His latest success came just a week ago, for which he has to defy a 5lb penalty. However, he is due to go up a further 8lb for future races, which is why Williams has decided to go against his usual instincts and run First Assignment quickly.
"First Assignment performed well at Cheltenham last time, winning comfortably. He has been put up 13lb by the handicapper, so he's in this race officially 8lb 'well in'," said the Alvechurch handler.
"I never like running horses back over these sort of trips quickly, but he appears to have come out of his race well and from a handicap perspective would appear to be in the race off a nice mark.
"He's got it all to do, but is due to go up another 8lb."
Emma Lavelle has had this race in mind for Paisley Park for some time - but admits having to give First Assignment weight will be tough.
"He's in great order. He has obviously got a bit of weight to carry, but he's a decent-sized horse," she said.
"He won on good, good to soft at Aintree. I'm just hoping the ground is going to be safe up at Haydock.
"He's a nice horse. This has been the target race since Aintree and hopefully it will work out. He's been fine since then and is very straightforward.
"This was always the plan. I wanted to get a run into him before we went to Haydock and it's worked well. It's going to be tough giving that weight to Ian Williams' horse, but I think our horse is nice."
Tom Symonds believes Bobo Mac has sound claims in the eight-runner affair, after an encouraging first run following wind surgery.
The seven-year-old ran the in-form Jersey Bean to four lengths at Newbury, with good performers such as Moon Racer and Splash Of Ginge behind him, on what was his first start since being successful at Warwick on April.

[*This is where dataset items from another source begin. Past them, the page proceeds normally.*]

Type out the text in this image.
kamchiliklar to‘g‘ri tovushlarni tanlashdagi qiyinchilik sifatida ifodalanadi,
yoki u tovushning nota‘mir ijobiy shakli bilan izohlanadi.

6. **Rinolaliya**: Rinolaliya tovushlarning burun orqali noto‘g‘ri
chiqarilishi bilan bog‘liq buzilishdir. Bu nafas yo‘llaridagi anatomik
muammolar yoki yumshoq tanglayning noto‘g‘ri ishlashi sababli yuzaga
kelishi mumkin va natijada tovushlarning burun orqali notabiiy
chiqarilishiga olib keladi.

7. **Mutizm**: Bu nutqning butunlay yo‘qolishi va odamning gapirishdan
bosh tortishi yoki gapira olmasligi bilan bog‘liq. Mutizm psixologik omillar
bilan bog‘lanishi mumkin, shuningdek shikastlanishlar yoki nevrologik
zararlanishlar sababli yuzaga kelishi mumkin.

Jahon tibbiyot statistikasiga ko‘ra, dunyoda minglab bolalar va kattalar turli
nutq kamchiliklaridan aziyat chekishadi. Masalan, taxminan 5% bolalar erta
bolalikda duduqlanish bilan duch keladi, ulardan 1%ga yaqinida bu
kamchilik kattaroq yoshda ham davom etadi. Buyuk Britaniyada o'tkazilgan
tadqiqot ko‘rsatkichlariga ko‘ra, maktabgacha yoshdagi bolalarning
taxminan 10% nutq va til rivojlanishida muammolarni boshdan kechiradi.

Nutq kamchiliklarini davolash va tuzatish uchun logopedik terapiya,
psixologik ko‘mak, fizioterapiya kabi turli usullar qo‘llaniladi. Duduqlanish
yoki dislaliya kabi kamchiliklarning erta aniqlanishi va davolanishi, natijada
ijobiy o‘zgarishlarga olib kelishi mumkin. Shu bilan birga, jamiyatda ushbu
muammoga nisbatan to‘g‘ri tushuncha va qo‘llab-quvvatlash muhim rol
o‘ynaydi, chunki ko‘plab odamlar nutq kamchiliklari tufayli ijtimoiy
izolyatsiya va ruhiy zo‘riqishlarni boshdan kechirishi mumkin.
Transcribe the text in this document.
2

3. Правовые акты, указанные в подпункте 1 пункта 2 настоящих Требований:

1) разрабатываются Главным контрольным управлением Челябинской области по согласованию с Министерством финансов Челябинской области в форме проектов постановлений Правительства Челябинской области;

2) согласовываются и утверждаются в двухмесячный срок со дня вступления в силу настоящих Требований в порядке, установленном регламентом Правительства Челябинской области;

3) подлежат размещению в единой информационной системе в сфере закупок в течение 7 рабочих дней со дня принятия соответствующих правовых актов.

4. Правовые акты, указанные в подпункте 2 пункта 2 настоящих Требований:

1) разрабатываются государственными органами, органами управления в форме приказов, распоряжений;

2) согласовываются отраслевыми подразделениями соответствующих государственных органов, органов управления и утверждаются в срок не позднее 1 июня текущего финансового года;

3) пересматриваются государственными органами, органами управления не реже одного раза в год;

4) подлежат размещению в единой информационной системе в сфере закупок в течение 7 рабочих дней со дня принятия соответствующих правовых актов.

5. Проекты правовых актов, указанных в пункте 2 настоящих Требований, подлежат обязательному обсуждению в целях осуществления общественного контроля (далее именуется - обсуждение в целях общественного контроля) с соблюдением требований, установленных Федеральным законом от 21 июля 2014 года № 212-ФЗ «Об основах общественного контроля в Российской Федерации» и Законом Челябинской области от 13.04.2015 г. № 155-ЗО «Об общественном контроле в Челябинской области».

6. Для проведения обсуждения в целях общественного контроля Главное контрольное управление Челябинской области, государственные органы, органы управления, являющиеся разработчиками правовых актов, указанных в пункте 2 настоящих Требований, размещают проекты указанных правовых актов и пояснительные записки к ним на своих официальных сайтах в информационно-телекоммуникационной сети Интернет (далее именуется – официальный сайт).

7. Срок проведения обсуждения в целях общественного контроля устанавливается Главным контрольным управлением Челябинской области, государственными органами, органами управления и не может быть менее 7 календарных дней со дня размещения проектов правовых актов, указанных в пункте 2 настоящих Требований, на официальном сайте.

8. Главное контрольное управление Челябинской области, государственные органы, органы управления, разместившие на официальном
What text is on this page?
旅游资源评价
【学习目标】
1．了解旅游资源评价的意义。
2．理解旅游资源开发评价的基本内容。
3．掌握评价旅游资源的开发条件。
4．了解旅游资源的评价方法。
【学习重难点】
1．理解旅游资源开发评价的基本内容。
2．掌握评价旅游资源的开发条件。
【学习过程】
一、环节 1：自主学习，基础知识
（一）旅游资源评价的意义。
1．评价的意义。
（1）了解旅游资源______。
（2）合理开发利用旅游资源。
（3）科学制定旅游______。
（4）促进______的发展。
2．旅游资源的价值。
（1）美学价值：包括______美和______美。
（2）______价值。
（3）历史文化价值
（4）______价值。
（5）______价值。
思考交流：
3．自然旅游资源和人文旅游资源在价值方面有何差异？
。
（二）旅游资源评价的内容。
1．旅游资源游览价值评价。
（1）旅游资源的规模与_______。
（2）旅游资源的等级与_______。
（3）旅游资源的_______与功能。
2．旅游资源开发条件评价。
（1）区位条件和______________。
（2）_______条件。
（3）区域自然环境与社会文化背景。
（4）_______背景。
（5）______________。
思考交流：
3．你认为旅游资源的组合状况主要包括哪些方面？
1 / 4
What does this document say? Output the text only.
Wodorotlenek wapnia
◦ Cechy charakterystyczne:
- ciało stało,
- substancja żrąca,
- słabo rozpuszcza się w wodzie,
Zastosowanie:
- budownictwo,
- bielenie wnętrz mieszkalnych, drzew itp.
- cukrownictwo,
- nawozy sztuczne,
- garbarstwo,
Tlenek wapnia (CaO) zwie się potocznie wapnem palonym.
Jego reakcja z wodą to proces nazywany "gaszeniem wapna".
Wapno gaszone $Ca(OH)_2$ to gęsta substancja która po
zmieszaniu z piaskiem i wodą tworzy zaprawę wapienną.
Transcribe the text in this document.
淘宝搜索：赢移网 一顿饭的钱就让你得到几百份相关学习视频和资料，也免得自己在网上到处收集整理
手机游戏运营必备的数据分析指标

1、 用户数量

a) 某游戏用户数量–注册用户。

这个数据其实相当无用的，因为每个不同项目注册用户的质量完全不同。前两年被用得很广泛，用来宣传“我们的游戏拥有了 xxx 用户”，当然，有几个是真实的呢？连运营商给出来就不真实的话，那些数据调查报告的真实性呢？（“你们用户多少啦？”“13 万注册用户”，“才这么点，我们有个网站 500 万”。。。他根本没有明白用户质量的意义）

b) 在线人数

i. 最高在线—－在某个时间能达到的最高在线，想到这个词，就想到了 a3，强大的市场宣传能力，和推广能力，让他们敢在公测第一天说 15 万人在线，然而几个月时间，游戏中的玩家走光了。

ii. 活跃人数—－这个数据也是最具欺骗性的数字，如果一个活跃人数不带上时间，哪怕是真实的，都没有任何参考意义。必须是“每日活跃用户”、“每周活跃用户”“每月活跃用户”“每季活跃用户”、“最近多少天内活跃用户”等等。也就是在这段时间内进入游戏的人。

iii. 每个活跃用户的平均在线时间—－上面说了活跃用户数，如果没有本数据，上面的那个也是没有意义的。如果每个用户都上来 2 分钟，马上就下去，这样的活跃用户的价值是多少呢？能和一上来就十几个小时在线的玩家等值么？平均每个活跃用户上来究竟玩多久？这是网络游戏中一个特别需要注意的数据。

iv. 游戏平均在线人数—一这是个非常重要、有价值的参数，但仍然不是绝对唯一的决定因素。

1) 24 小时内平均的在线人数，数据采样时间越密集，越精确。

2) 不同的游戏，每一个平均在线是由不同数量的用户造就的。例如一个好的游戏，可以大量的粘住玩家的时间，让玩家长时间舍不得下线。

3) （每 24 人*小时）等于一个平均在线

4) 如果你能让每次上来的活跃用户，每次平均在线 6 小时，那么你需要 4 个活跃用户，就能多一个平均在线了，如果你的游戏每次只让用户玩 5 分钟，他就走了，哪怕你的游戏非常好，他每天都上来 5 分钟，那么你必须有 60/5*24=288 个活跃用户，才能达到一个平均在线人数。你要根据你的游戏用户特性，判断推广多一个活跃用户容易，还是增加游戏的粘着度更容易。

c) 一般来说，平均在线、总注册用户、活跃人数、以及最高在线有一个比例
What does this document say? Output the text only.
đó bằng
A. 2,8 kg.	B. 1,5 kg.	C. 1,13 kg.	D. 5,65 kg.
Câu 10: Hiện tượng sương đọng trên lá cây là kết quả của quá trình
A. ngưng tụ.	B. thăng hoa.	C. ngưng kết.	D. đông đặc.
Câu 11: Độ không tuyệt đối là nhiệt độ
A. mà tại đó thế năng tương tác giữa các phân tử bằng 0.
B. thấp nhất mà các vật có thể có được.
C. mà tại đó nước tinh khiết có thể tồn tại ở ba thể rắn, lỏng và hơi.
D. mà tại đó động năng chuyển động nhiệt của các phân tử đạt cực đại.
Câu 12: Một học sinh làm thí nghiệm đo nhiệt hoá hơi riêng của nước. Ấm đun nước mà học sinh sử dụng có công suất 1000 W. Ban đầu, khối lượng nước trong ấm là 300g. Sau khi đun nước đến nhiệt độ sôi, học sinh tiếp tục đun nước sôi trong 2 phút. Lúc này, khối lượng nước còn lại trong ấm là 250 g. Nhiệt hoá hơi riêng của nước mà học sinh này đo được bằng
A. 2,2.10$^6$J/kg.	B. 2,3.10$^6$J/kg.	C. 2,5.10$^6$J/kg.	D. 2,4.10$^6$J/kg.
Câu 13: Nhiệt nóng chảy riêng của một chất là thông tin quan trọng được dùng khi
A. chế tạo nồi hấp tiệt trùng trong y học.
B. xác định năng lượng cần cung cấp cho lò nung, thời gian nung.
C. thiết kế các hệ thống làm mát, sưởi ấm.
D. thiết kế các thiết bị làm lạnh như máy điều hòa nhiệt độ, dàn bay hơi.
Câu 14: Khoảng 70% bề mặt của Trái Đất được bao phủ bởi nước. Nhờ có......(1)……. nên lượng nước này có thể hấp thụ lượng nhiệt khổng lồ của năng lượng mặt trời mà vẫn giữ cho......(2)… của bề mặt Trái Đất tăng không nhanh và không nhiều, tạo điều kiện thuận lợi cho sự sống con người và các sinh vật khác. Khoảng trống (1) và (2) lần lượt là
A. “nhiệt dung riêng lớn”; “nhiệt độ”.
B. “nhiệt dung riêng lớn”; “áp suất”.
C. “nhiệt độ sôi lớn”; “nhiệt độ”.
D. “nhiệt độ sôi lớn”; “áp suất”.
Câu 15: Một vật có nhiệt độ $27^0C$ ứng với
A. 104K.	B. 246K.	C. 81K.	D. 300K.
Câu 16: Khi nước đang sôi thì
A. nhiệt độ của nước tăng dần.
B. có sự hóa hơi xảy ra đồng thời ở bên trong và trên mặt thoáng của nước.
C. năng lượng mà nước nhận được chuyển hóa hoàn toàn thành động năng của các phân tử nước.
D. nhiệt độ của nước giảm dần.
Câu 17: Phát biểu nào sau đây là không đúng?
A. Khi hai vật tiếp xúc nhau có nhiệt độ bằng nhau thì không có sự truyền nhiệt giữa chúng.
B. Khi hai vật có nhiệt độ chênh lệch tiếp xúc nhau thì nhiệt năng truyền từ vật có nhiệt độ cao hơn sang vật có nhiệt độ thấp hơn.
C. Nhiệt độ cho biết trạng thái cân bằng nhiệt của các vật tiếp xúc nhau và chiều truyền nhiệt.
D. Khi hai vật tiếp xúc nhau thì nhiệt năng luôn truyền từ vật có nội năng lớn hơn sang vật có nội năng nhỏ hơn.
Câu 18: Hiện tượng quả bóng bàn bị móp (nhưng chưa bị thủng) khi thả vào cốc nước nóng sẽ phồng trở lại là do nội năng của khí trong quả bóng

"I was very pleased with his prep run at Newbury. It was kind of boosted on Thursday by the winner (runner-up under top-weight at Market Rasen)," said the Ross-on-Wye handler.
"He's fine, but we'd like some rain.
"He goes there with every chance. It's sad it's cut up so much, but we'll see."
Irish interests are represented by the Gordon Elliott-trained Folsom Blue, who was unlucky when fourth in the Irish Grand National at Fairyhouse and has been absent since being unplaced over hurdles at the Punchestown Festival in April.
At The Races presenter Gary O'Brien is part of the owning Core Partnership and said: "This race has been the plan for a long time, but like most people we were really expecting the sort of ground you normally get at Haydock at this time of year to help make it more of a test of stamina.
"On the other side of the coin it's cut up a bit from the five-day stage, so we'd be hoping he can pick up some prize-money at least.
"The trainer has been happy with him and he travelled over fine."